Ein typisches Muster bei Fremdgehen-Direkt.com: Kaum ist man registriert, prasseln Kontaktanfragen herein – oft von besonders attraktiven Profilen. Was sich nach einem Traumstart anfühlt, entpuppt sich bei näherer Betrachtung als organisiertes System mit bezahlten Mitarbeitern.
Fremdgehen-Direkt.com arbeitet sehr wahrscheinlich mit sogenannten Love-Scouts oder Moderatoren, die im Auftrag der Plattform Gespräche führen. Ziel ist es, Nutzer möglichst lange auf der Plattform zu halten und zum Kauf von Paketen zu bewegen. Echte Kontakte entstehen dabei kaum.
Besonders auffällig: Profile verschwinden oder sind plötzlich nicht mehr erreichbar, sobald man das Thema echtes Treffen anspricht.
Bei Fremdgehen-Direkt.com lauert eine klassische Abonnementfalle. Was zunächst wie eine kostenlose Plattform wirkt, entpuppt sich schnell als teures Abo-Modell. Nachrichten lesen, Fotos ansehen, Kontakte aufnehmen – all das kostet echtes Geld. Die Monatsbeiträge liegen bei 44,95 € und mehr.
Problematisch ist vor allem die automatische Verlängerung. Fremdgehen-Direkt.com verlängert Abonnements automatisch, wenn man nicht rechtzeitig kündigt. Viele Nutzer bemerken dies erst auf ihrer Kreditkartenabrechnung.
Für bestimmte Premium-Funktionen verlangt Fremdgehen-Direkt.com zusätzlich sogenannte Credits oder Coins – die Gesamtkosten steigen so schnell in die Höhe.
Fremdgehen-Direkt.com macht die Kündigung unnötig schwer. Wer sein Abonnement beenden möchte, muss sich durch ein Labyrinth aus Menüs kämpfen. In vielen Fällen berichten Nutzer, dass Fremdgehen-Direkt.com Kündigungen ignoriert und weiter Geld abbucht.
Zusätzlich nutzt Fremdgehen-Direkt.com kurze Kündigungsfristen: Wer nicht rechtzeitig kündigt, zahlt ein weiteres volles Abo. Diese Fristen sind in den AGB versteckt.
Dokumentieren Sie alles: Schreiben Sie Ihre Kündigung per E-Mail und bewahren Sie alle Belege auf.
Wir warnen ausdrücklich vor Fremdgehen-Direkt.com. Nach unserem Test ist diese Plattform nicht in der Lage, das zu liefern, was sie verspricht: echte Kontakte, echte Gespräche und echte Treffen. Stattdessen erwarten Nutzer Fake-Profile und teure Abonnements.

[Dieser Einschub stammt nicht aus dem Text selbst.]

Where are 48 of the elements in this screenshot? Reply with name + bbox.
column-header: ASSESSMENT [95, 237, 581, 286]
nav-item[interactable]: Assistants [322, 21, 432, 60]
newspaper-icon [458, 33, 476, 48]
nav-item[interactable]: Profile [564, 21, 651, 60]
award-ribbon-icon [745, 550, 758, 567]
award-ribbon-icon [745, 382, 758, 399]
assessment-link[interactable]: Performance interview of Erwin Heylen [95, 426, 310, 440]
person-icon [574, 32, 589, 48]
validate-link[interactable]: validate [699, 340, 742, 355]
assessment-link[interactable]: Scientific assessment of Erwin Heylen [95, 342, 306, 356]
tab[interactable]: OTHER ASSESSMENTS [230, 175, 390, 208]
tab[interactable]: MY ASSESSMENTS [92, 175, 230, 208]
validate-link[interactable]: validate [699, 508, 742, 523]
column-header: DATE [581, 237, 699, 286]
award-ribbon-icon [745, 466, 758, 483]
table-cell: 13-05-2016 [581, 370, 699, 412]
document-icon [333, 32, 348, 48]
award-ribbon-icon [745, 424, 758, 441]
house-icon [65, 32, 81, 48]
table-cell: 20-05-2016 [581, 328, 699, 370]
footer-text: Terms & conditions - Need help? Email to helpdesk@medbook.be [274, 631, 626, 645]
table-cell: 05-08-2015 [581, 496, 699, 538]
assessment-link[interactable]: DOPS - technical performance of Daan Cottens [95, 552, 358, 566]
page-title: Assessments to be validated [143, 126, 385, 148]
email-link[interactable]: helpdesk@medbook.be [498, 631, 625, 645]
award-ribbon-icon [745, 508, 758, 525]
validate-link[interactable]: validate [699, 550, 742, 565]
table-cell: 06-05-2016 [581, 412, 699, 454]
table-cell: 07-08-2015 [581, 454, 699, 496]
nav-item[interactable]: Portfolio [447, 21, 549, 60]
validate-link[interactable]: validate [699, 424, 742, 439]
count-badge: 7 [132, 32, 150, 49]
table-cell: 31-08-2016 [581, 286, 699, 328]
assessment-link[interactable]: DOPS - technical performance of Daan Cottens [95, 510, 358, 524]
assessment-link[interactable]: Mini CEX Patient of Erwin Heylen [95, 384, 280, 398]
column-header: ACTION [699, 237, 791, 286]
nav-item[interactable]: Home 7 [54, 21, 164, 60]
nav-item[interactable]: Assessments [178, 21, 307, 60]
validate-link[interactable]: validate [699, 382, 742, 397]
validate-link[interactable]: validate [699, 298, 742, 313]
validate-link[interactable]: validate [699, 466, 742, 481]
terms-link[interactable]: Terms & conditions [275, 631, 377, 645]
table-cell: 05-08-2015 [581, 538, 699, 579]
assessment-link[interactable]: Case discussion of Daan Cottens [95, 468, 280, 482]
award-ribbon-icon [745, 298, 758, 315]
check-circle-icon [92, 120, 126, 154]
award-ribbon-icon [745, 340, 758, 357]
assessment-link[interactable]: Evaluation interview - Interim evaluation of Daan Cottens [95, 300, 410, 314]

Das Geschäftsmodell von Fremdgehen-Direkt.com lebt von der Hoffnung der Nutzer – und missbraucht diese. Die Plattform ist so gestaltet, dass man möglichst viel zahlt und möglichst schwer kündigen kann.
Investieren Sie Ihr Geld und Ihre Zeit in seriöse Dating-Alternativen. Fremdgehen-Direkt.com ist es nicht wert.